Slackbank lends Shady Corporation Limited (‘the company’) $30,000 secured by a charge over
various items of personal property owned by the company (‘the collateral’). Subsequently the
company grants another charge over the collateral in favour of Westbank. Both charges, each of
which was granted by the company signing a security agreement, were registered under the
Personal Property Securities Act 2009 (Cth) but Slackbank’s charge was not registered until after that
of Westbank, which was unaware of its existence at the time the charge in its favour was created.

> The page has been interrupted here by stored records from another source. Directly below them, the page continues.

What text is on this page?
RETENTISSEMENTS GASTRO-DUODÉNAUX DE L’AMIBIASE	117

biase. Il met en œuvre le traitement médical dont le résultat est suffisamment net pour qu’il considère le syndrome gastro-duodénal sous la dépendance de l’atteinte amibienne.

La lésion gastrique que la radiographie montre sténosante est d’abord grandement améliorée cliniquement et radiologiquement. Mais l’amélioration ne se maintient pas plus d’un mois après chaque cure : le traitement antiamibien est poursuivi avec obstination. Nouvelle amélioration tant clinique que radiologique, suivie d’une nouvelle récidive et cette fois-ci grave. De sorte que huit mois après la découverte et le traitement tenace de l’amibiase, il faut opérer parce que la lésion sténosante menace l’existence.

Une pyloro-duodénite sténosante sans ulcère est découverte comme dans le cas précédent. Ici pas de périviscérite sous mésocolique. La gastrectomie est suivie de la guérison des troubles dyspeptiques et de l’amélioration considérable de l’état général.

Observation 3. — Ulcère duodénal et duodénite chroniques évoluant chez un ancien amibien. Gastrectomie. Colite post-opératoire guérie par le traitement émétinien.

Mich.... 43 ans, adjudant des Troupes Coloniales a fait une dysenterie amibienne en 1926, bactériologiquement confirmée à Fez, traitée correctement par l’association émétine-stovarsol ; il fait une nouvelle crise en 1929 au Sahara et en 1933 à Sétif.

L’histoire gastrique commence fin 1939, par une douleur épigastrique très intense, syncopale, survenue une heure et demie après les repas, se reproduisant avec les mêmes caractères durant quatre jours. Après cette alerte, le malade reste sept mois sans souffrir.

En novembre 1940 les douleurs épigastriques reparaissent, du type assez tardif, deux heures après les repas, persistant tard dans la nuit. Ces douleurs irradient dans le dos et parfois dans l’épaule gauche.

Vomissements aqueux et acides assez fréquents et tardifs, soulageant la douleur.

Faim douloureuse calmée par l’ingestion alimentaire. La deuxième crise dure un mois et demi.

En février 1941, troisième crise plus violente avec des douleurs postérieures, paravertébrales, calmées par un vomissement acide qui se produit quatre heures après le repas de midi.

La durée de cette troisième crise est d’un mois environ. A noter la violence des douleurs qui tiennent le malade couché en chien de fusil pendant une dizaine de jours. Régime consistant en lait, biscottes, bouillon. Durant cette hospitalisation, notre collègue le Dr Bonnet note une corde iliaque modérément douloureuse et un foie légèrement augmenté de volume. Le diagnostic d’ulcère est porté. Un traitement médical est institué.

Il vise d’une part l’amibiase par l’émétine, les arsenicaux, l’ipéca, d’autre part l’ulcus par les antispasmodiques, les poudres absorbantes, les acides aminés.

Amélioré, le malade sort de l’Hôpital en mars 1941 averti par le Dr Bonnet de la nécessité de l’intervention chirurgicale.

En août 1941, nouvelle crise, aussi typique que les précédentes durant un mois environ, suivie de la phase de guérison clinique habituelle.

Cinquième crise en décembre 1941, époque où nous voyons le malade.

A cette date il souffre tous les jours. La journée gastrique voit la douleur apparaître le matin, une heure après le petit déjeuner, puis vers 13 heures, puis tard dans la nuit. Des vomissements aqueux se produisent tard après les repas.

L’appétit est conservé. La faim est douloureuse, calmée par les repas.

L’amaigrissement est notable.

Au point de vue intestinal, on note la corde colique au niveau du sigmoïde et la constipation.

a) Advise Slackbank whether its charge will take priority over that of Westbank. Give reasons for
your answer.
Explain security interest
Explain the concept of attachment – occurs when the PP is identified and security agreement is
signed
Perfection i.e. when registration occurs - note the process in the textbook associated with the
registration of security interest
General rule applies: -
- registered charges takes priority over unregistered charges
- first registered charge prevailed over subsequent registered charge
- a postponed registered charge prevailed over subsequent registered charge provided with proof
- Amongst all unregistered charge, first create will prevail
Therefore, in this case, Westbank registered first which prevails over Slackbank under S280.
b) Would your answer be different if neither charge had in fact been registered?
Yes, if both are unregistered, the first created will prevail. Hence, in this case, Slackbank was first
charge created and thus, it prevails.